De juridische stellingen waren van ondergeschikt belang, maar Tomasi viel met zulk eene heftigheid de duitsche rechtspleging aan, dat de eer der duitsche wetenschap een afdoend verweer vorderde. Daar de Italiaan het aangeboden openbaar dispuut ontweek, schreef Hoogstraten ter weerlegging een klein geschrift: Justificatorium principum Alemanniae (Colon. 1508). Dit prikkelde den hartstochtelijken tegenstander tot nieuwe aanvallen. Om hem het zwijgen op te leggen schreef Hoogstraten in 1509 zijn Protectorium principum Alemannie de maleficis non sepeliendis contra Ravennaten, dat hij naar verschillende hoogescholen en geleerden ter beoordeeling zond. De theologische en juridische faculteiten van Keulen en Leuven, de bisschoppelijke kanselarijen van Luik en Utrecht, een dertigtal geleerden hechtten hunne goedkeuring aan zijn betoog. Het twistvuur doofde thans plotseling uit door den dood van Tomasi, in 1510.
In 1508 werd P. Hoogstraten tot prior van Keulen gekozen, aan welke waardigheid krachtens pauselijke volmacht het inquisiteursambt over de diocesen Keulen, Mainz en Trier was verbonden. Als eerste daad van zijn geloofsonderzoek schreef hij een klein tractaat om de meening te veroordeelen van hen, die het geoorloofd achtten bij heksen en toovenaars hulp te zoeken tegen de hekserij: Tractatus magistralis declarans quam graviter peccent quaerentes auxilium a maleficis (Colon. 1510). Uit inhoud en toon van dit geschrift bleek, dat hij zijn ambt streng opvatte. Spoedig zou hij daarvan nog meer bewijzen geven. In 1512 werd zijn hulp ingeroepen in het proces van Herman van Rijswijk. Reeds in 1502 was deze ongelukkige, na afzwering zijner godslasterlijke dwalingen, tot levenslange gevangenschap veroordeeld geworden, maar, uit den kerker ontsnapt, had hij dezelfde dwalingen in woord en geschrift verbreid. Thans wederom in de handen van het gerecht gevallen, zou hij zijne straf niet ontgaan. Jacob van Hoogstraten met Jacob Ruysch, deken der hofkapel te 's Gravenhage, veroordeelden hem als hervallen ketter, en leverden hem over aan het Hof van Holland, om hem te straffen, ‘zooals van rechtswegen behoorde’.

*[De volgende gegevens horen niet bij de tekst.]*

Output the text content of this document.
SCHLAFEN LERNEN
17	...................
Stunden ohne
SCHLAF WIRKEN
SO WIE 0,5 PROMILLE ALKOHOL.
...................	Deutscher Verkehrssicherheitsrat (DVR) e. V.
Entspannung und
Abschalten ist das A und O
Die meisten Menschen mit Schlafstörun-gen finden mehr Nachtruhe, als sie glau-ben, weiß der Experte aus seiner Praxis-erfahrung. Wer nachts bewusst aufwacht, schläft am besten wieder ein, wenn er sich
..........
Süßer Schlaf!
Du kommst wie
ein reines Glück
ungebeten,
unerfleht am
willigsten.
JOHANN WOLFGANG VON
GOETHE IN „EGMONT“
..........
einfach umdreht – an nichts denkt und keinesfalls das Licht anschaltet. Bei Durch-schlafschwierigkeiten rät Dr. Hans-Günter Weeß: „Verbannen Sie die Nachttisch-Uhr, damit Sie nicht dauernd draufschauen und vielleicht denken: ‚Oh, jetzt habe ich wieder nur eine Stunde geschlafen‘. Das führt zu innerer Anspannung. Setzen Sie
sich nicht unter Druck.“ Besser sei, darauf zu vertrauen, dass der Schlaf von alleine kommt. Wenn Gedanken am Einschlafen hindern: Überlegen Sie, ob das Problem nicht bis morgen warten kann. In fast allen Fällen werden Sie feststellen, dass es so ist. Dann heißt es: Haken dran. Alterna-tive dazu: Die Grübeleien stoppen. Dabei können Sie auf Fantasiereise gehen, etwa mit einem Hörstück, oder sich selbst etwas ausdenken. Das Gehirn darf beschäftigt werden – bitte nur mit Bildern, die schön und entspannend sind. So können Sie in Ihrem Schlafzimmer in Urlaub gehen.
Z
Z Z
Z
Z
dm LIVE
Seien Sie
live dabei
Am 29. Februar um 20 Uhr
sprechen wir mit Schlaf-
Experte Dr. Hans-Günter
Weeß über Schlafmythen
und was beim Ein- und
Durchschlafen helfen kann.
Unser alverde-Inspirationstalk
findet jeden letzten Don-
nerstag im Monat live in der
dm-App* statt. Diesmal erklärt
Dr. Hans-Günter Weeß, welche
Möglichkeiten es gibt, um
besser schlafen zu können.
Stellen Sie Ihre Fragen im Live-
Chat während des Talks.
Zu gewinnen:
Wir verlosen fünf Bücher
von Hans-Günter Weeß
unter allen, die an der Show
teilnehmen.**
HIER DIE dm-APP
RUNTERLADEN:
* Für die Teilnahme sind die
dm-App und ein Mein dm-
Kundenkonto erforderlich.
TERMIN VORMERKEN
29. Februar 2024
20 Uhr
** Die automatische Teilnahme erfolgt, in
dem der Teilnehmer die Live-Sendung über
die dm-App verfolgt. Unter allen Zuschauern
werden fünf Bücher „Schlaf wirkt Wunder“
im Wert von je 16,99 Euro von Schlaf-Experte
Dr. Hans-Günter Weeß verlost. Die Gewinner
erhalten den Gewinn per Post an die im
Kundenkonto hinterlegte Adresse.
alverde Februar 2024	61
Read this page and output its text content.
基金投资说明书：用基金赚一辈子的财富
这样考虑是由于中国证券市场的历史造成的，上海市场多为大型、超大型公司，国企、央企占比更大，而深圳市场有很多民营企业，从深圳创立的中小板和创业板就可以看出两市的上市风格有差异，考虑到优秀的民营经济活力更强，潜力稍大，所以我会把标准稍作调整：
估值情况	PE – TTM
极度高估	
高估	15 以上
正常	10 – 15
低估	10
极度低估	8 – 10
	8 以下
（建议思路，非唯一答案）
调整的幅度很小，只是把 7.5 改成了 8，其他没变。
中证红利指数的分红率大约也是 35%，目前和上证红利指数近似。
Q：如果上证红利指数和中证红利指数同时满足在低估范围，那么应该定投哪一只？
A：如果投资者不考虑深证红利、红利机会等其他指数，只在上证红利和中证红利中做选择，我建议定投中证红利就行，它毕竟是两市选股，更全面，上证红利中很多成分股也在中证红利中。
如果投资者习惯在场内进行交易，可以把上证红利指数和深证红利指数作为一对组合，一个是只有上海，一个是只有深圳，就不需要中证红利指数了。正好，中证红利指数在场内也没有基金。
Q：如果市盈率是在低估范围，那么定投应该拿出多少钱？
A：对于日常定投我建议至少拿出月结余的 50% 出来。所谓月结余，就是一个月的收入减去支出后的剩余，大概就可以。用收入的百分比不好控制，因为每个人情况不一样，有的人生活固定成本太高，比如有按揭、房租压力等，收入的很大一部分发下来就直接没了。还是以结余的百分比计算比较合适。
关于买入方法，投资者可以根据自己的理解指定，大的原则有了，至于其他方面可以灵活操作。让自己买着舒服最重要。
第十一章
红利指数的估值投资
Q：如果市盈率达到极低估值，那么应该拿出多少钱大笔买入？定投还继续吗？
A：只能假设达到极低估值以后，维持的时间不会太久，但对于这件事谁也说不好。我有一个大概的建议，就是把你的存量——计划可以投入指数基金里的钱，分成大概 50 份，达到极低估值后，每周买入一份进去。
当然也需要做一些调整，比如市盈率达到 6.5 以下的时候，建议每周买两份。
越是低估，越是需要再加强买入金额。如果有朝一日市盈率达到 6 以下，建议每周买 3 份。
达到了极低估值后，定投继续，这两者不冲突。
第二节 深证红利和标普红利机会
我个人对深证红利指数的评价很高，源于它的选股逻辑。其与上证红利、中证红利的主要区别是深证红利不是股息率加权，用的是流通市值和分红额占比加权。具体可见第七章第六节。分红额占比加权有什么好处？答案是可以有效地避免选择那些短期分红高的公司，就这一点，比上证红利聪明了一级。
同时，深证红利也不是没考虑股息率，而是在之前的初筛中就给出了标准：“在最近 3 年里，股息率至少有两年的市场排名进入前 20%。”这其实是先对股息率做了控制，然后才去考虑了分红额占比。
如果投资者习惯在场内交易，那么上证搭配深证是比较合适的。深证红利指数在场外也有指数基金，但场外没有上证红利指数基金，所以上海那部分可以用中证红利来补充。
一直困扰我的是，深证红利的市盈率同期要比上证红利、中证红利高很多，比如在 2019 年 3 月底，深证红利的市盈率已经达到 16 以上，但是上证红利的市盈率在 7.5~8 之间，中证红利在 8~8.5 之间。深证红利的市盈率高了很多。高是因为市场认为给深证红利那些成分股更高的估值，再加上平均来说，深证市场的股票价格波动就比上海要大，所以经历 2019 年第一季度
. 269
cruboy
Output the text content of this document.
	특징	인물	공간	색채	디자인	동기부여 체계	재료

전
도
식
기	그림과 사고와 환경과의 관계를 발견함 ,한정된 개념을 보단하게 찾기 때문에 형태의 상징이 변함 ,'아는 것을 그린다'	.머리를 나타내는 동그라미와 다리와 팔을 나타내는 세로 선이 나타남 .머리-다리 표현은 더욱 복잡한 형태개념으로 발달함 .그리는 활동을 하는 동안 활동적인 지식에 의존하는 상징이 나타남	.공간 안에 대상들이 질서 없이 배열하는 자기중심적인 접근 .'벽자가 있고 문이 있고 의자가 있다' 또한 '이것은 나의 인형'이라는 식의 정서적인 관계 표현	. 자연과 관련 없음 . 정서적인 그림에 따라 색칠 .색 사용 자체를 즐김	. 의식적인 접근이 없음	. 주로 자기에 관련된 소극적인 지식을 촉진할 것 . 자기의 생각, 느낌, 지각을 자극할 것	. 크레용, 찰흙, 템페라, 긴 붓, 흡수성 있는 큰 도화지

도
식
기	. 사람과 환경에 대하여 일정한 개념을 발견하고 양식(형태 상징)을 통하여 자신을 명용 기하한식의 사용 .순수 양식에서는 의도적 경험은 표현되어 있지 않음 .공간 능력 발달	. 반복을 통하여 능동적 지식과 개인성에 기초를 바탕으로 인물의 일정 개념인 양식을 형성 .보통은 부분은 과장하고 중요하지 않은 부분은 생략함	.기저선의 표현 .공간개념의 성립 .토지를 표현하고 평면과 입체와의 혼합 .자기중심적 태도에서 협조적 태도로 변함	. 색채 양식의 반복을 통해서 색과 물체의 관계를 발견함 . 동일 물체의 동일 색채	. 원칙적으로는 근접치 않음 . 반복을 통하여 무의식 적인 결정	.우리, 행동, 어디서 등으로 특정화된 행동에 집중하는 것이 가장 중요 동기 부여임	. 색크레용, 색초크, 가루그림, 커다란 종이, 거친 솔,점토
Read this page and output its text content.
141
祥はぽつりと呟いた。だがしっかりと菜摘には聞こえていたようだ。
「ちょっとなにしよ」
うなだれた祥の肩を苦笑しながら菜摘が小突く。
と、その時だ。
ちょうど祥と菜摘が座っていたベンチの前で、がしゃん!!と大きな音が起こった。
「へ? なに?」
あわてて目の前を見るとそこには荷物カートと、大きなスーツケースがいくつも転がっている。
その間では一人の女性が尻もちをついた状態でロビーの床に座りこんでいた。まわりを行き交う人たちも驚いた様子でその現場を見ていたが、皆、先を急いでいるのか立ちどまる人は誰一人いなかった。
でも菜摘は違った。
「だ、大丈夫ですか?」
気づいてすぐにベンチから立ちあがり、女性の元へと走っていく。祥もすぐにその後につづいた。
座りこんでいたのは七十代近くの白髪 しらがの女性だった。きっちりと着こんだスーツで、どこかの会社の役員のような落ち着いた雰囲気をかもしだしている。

De grootste ruchtbaarheid verkreeg de keulsche inquisiteur door zijn optreden tegen Reuchlin. De Augenspiegel, waarin Reuchlin de Israelieten tegen het onbezonnen drijven van Pfefferkorn in bescherming nam, maar tevens stellingen verkondigde, waaraan de rechtzinnigen aanstoot konden nemen, kon de goedkeuring der keulsche universiteit niet wegdragen, aan wie het hoogste censuurrecht in Duitschland toekwam. Hoogstraten was het eens met Pfefferkorn, in zoover deze de vernietiging eischte der rabbijnsche boeken, die reeds meermalen door de Kerk verboden waren, doch hij weigerde dezen ijveraar te volgen, waar deze ook den hebreeuwschen bijbel aan het vuur wilde prijsgeven. Den Joden wilde hij hun bijbel laten behouden.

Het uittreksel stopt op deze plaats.